Institutional Pathology

1) The inability of an institution, or the people running that institution, from ceasing to do what they know to be harmful and destructive.

2) It is where a manager’s duty to a company or organization outweighs all other concerns, including his or her concerns about the viability of the planet to support the human beings and the other species that now reside on it. It is duty to an institution being stronger than anything outside of that institution, including the concerns for his or her own family.

3) It is the mixture, among those running an institution, of a) the knowledge by those running an institution that their actions and decisions cause harm to the living systems of the planet and b) the inability or unwillingness to halt that destruction.

The duty of a manager of a corporations is definite and unqualified: it is to serve the interests of the corporation—increasing profits, avoiding risks, perceiving threats, acting so that the company is unfettered in its growth and its plans to secure profits for its owners. Furthermore, institutions often defend themselves at all costs. A company has no investment in anything but itself and so sees no cost as too great to preserve itself and its source of financial support. In short, a manager is often a servant to an entity that is indifferent to what it destroys.

This pathology results in a dilemma for managers of those institutions. It is the dilemma of being torn between their duty to the institution and their feelings of obligation towards others and toward the planet’s living systems—as well as toward the lives of future generations. One response to this dilemma may be denial among the group of people running the institution or even a culture of silence surrounding these concerns. Another response to this ambivalence may to be to adopt destruction as a social norm by subsuming it into an ideology which gives a different meaning to the act and holds it as a virtue.


What Are Your Choices?

What can you do?
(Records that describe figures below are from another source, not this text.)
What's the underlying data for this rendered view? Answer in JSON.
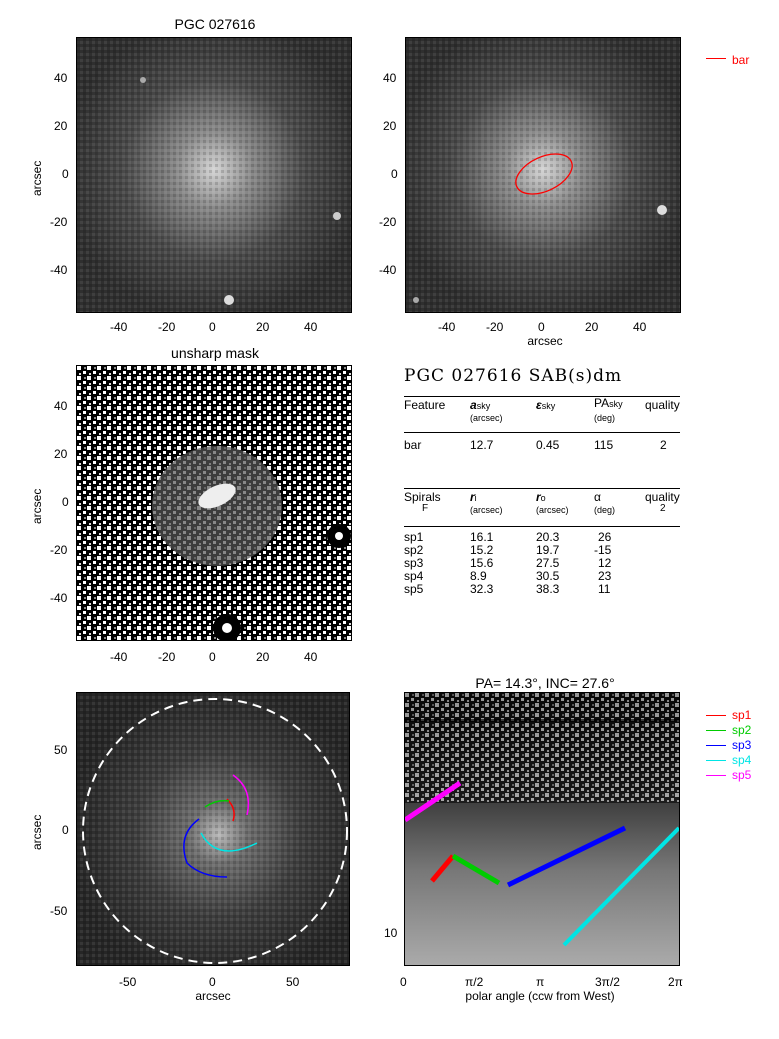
{
  "panels": {
    "p1": {
      "title": "PGC 027616",
      "ylabel": "arcsec",
      "yticks": [
        "40",
        "20",
        "0",
        "-20",
        "-40"
      ],
      "xticks": [
        "-40",
        "-20",
        "0",
        "20",
        "40"
      ]
    },
    "p2": {
      "yticks": [
        "40",
        "20",
        "0",
        "-20",
        "-40"
      ],
      "xticks": [
        "-40",
        "-20",
        "0",
        "20",
        "40"
      ],
      "xlabel": "arcsec",
      "legend": {
        "label": "bar",
        "color": "#ff0000"
      }
    },
    "p3": {
      "title": "unsharp mask",
      "ylabel": "arcsec",
      "yticks": [
        "40",
        "20",
        "0",
        "-20",
        "-40"
      ],
      "xticks": [
        "-40",
        "-20",
        "0",
        "20",
        "40"
      ]
    },
    "p5": {
      "ylabel": "arcsec",
      "xlabel": "arcsec",
      "yticks": [
        "50",
        "0",
        "-50"
      ],
      "xticks": [
        "-50",
        "0",
        "50"
      ]
    },
    "p6": {
      "title": "PA=  14.3°, INC=  27.6°",
      "xlabel": "polar angle (ccw from West)",
      "xticks": [
        "0",
        "π/2",
        "π",
        "3π/2",
        "2π"
      ],
      "yticks": [
        "10"
      ]
    }
  },
  "table": {
    "heading": "PGC 027616  SAB(s)dm",
    "bar_header": {
      "c1": "Feature",
      "c2": "a",
      "c2sub": "sky",
      "c2unit": "(arcsec)",
      "c3": "ε",
      "c3sub": "sky",
      "c4": "PA",
      "c4sub": "sky",
      "c4unit": "(deg)",
      "c5": "quality"
    },
    "bar_row": {
      "c1": "bar",
      "c2": "12.7",
      "c3": "0.45",
      "c4": "115",
      "c5": "2"
    },
    "spiral_header": {
      "c1": "Spirals",
      "c1b": "F",
      "c2": "r",
      "c2sub": "i",
      "c2unit": "(arcsec)",
      "c3": "r",
      "c3sub": "o",
      "c3unit": "(arcsec)",
      "c4": "α",
      "c4unit": "(deg)",
      "c5": "quality",
      "c5b": "2"
    },
    "spirals": [
      {
        "name": "sp1",
        "ri": "16.1",
        "ro": "20.3",
        "alpha": "26"
      },
      {
        "name": "sp2",
        "ri": "15.2",
        "ro": "19.7",
        "alpha": "-15"
      },
      {
        "name": "sp3",
        "ri": "15.6",
        "ro": "27.5",
        "alpha": "12"
      },
      {
        "name": "sp4",
        "ri": "8.9",
        "ro": "30.5",
        "alpha": "23"
      },
      {
        "name": "sp5",
        "ri": "32.3",
        "ro": "38.3",
        "alpha": "11"
      }
    ]
  },
  "legend": [
    {
      "label": "sp1",
      "color": "#ff0000"
    },
    {
      "label": "sp2",
      "color": "#00cc00"
    },
    {
      "label": "sp3",
      "color": "#0000ff"
    },
    {
      "label": "sp4",
      "color": "#00e5e5"
    },
    {
      "label": "sp5",
      "color": "#ff00ff"
    }
  ]
}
Here are some choices that are available to you.

1) Share this definition with others.

2) Require corporations make public all internal and commissioned studies about the environmental impacts of their actions.

3) Subject managers of corporations who violate environmental regulations to criminal prosecution and change the law so they are not insulated from the consequences of their actions.

4) Make a company’s owners and shareholders financially liable for the actions of the managers they hire to run the company or institution.

5) Alter the legal framework of companies so that the legal and ethical responsibility to ecosystems and those outside of the company are equal or greater than the legal and ethical responsibility to their employer.